Suède : qu'attendre du nouveau gouvernement ?
Ulf Kristersson, le leader des Modérés, un parti conservateur et libéral au plan économique, est devenu lundi le nouveau chef du gouvernement suédois. La coalition conservatrice qu'il dirige entend travailler en relation étroite avec les Démocrates de Suède (SD), formation populiste d'extrême droite. Leurs programmes convergent surtout sur les questions d'immigration et de lutte contre la criminalité. Inquiétude parmi les commentateurs.
Une attaque contre un cinquième de la population
Le nouveau gouvernement prend les migrants comme bouc émissaire, s'indigne Dagens Nyheter :
«Ecoutez Ulf Kristersson, écoutez ce qu'il dit. Il n'a de cesse de répéter que l'immigration est un fardeau qui détruit la Suède, que l'immigration est la cause de tous les problèmes possibles et imaginables de la société. Un cinquième de la population devrait donc se demander, quand elle se réveille le matin : c'est de nous que le Premier ministre parle ? Nous, qui n'aurions jamais dû venir ? C'est à nous que s'adresse la campagne d'expulsion annoncée ? Il s'agit d'une attaque émanant des plus hautes sphères politiques, une attaque qui aura un impact délétère sur les gens.»

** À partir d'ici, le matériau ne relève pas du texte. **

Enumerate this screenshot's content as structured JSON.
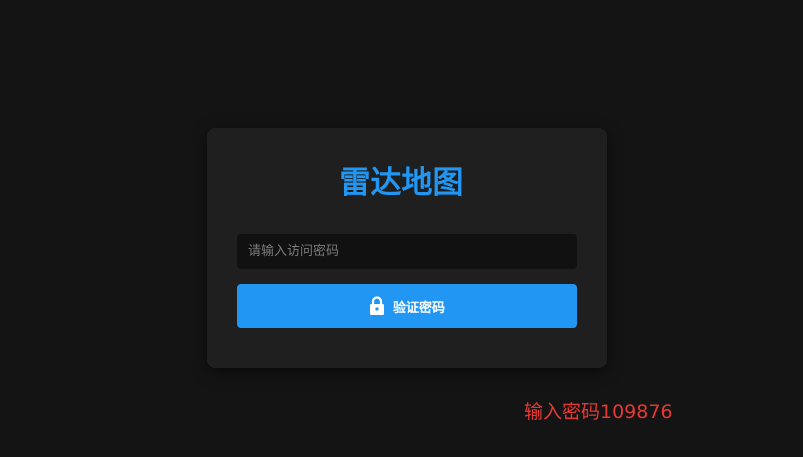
{
  "login": {
    "title": "雷达地图",
    "password_placeholder": "请输入访问密码",
    "password_value": "",
    "verify_button_label": "验证密码",
    "verify_button_icon": "lock-icon"
  },
  "hint_text": "输入密码109876",
  "colors": {
    "background": "#141414",
    "card": "#1f1f1f",
    "accent": "#2196f3",
    "hint": "#e53935"
  }
}
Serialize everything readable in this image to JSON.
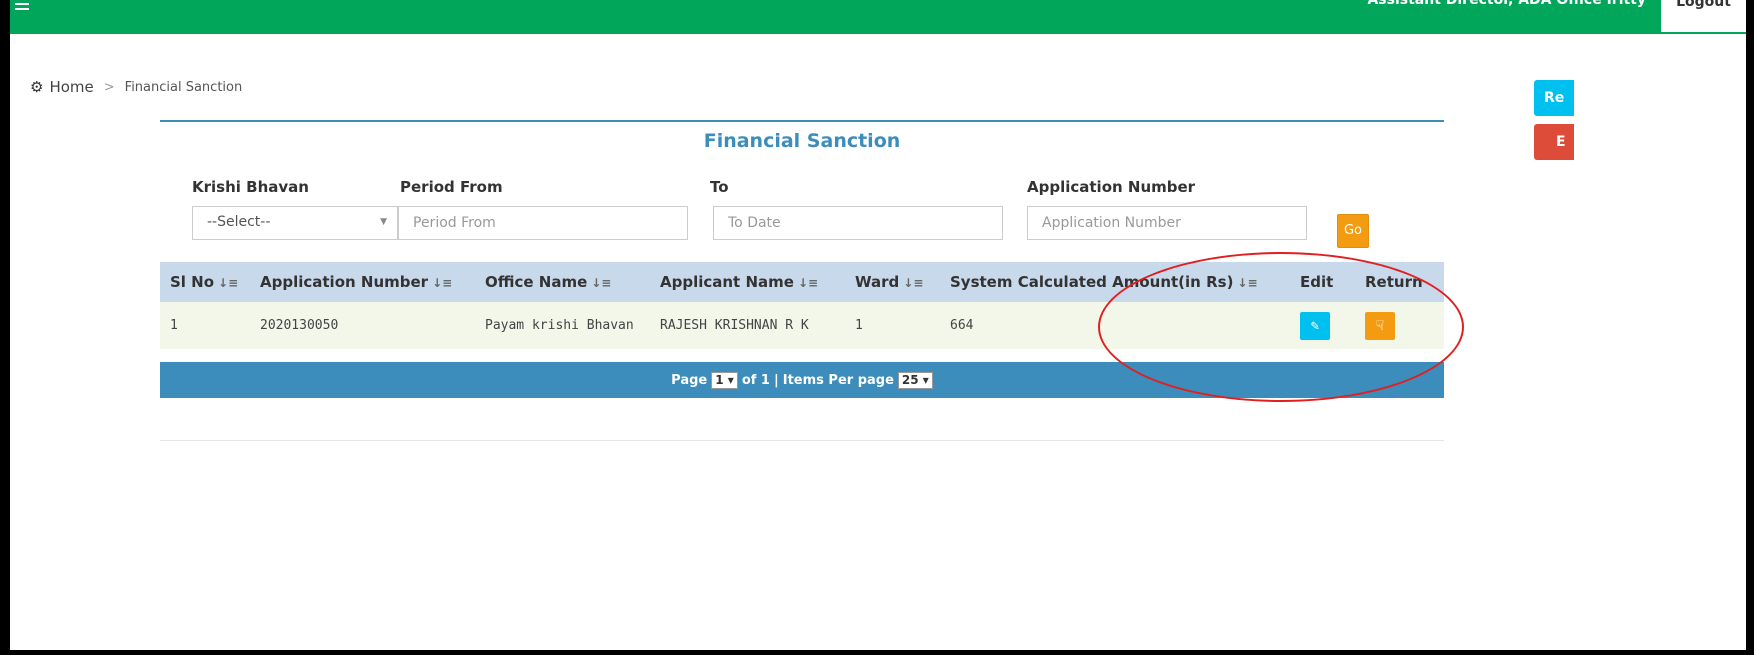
{
  "header": {
    "user_text": "Assistant Director, ADA Office Iritty",
    "logout_label": "Logout"
  },
  "breadcrumb": {
    "home": "Home",
    "separator": ">",
    "current": "Financial Sanction"
  },
  "side_buttons": {
    "blue_label": "Re",
    "red_label": "E"
  },
  "panel": {
    "title": "Financial Sanction"
  },
  "filters": {
    "krishi_bhavan_label": "Krishi Bhavan",
    "krishi_bhavan_value": "--Select--",
    "period_from_label": "Period From",
    "period_from_placeholder": "Period From",
    "to_label": "To",
    "to_placeholder": "To Date",
    "application_number_label": "Application Number",
    "application_number_placeholder": "Application Number",
    "go_label": "Go"
  },
  "table": {
    "columns": [
      "Sl No",
      "Application Number",
      "Office Name",
      "Applicant Name",
      "Ward",
      "System Calculated Amount(in Rs)",
      "Edit",
      "Return"
    ],
    "rows": [
      {
        "sl_no": "1",
        "application_number": "2020130050",
        "office_name": "Payam krishi Bhavan",
        "applicant_name": "RAJESH KRISHNAN R K",
        "ward": "1",
        "amount": "664"
      }
    ]
  },
  "pager": {
    "page_label": "Page",
    "page_value": "1",
    "of_label": "of 1",
    "separator": "|",
    "items_label": "Items Per page",
    "items_value": "25"
  },
  "colors": {
    "topbar": "#02a65a",
    "accent": "#3c8dbc",
    "annotation": "#e02020"
  }
}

Réprimer encore ceux qui n'ont pas voix au chapitre
Pour combattre la criminalité, le nouveau gouvernement entend notamment définir des zones de contrôle d'identité accrues prévoyant des fouilles. Les quartiers cossus ne seront pas concernés, ce qui horripile Aftonbladet :
«Nous savons pourtant que c'est en tout premier lieu la consommation de drogues de ces quartiers qui finance les gangs violents et la 'guerre' ravageant les banlieues à forte population immigrée. ... L'Etat policier ne sévit que contre certains Suédois. ... Nous bâtissons ainsi un pays où les différences ne cessent de s'accentuer - que ce soit dans les salles de classe, sur le marché du travail ou devant la loi. Ceux qui ne peuvent pas faire entendre leur voix dans le débat sociétal - les impuissants - subissent de plein fouet la répression et une sécurité juridique amoindrie. ... Et dans ces zones [de contrôle définies], tous seront suspects - y compris quand la majorité aspire à travailler et à mener une vie décente.»
Il reste beaucoup à faire
Göteborgs-Posten se félicite de cette nouvelle configuration gouvernementale :
«Le fait que le suédois ne soit plus la langue majoritaire dans les jardins d'enfant montre à quel point le communautarisme a progressé dans les quartiers défavorisés. ... Dans le même temps, les bandes organisées font chaque jour de nouvelles victimes, avec un nombre jamais atteint en 2022. ... C'est à cette réalité que les partis de droite et les libéraux tentent désormais de s'attaquer. Il faut encadrer l'immigration afin de limiter l'exclusion dont les enfants sont victimes, les empêchant de progresser. Les autorités qui luttent contre la criminalité ont besoin de puissants dispositifs pour stopper le banditisme. ... C'est ce qu'on appelle un libéralisme en phase avec la réalité.»
Un pacte faustien
La clémence des conservateurs vis-à-vis de SD met en colère Kai Strittmatter, correspondant du journal Süddeutsche Zeitung en Scandinavie :
«Faut-il rappeler qu'avant les élections, on a identifié plus de 200 responsables au sein de SD qui s'étaient illustrés par des actes racistes et leur participation à des évènements néonazis ? ... Dans leur soif de pouvoir, les Modérés et les Libéraux ont fait grimper l'influence de l'extrême droite à un niveau record. ... Il s'agirait d'une situation 'donnant-donnant', s'est défendu lundi le chef de file des Libéraux. C'est donc comme ça que ça se passe : on prend des postes ministériels clés en faisant don de son âme, et avant même de s'en rendre compte, on a vendu l'âme de la démocratie avec.»
L'extrême droite n'est pas aux commandes
Expressen conteste l'hypothèse selon laquelle la coalition serait sous la férule de SD :
«En politique migratoire et pénale, SD a réussi à faire passer beaucoup de ses idées, comme on pouvait s'y attendre. Mais sur ces questions, les Modérés sont souvent sur la même longueur d'onde. ... Et sur plusieurs plans, SD n'a pas trouvé d'écho, notamment sa proposition de refuser tous les demandeurs d'asile en provenance de pays extracommunautaires. ... Il serait également faux de croire que les Libéraux sortent perdants de cette coopération. Car aucun autre parti n'a défendu avec autant d'ardeur le retour au nucléaire, le réarmement et l'adhésion de la Suède à l'OTAN, et il a désormais la possibilité de mettre en place tous ces projets. ... Ne soyons pas tentés de penser que SD tire les ficelles de la nouvelle coalition de droite.»